A new report from the Australia Institute paints a disturbing picture of the increasingly unequal division of wealth in our society. The report, Inequality on Steroids: The Distribution of Economic Growth in Australia, looks at how the benefits produced by economic growth have been distributed between the top 10 percent and the bottom 90 percent of income earners.
By combining data on changes in average national income per adult and changes in the share of national income going to the top 10 percent of earners, the report calculates how growth in national income has been distributed.
The report looks at five periods of economic expansion between 1950 and 2019, which generally begin and end with a recession or crisis of some kind: 1950-1960, 1961-1981, 1982-1990, 1991-2008 and 2009-2019.
In the 1950s, 96 percent of benefits from economic growth flowed to the bottom 90 percent of earners, but in subsequent decades this percentage steadily declined. In the 1960s and ’70s it fell to 84 percent, and in the ’80s it was down to 52 percent. In the 1990s and 2000s, there was a small increase to 64 percent, but overall, the trend of these periods was increasing inequality.
In the most recent period considered by the report, 2009-2019, this trend has been supercharged. When looking at the distribution of benefits from economic growth in this period, which began with the Global Financial Crisis and ended with the onset of the COVID-19 pandemic, the numbers are shocking: only 7 percent of benefits went to the lowest 90 percent of earners, while the top 10 percent of earners received a staggering 93 percent.
The report also compares the distribution of benefits from economic growth in Australia to other developed countries. In this period, the 93 percent share received by Australia’s highest earners was far higher than in countries such as Canada, where top earners received 58 percent, the UK (72 percent), China (47 percent), and the US (63 percent).

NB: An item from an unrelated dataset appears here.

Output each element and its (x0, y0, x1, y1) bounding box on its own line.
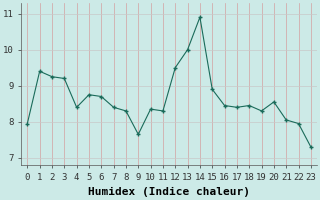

The report blames this “inequality on steroids” on a “fairly weak expansion together with a significant redistribution of income towards the top tenth”, as well as deeper forces such as the weakening of unions and the oligopolistic nature of Australia’s business landscape.
What this data also shows is that it has made little to no difference to rising inequality whether Labor or the Coalition has been in power. Over the past 40 years, both have pursued the same neoliberal economic agenda to the benefit of the wealthiest few.
Though shocking, these statistics are not surprising. As the recent Survival of the Richest Oxfam International report showed, billionaires everywhere are only getting richer. Since 2020, the world’s richest 1 percent have grabbed nearly 63 percent of all new wealth created (around US$26 trillion). In Australia, combined billionaire wealth is up 61 percent since before the COVID-19 pandemic.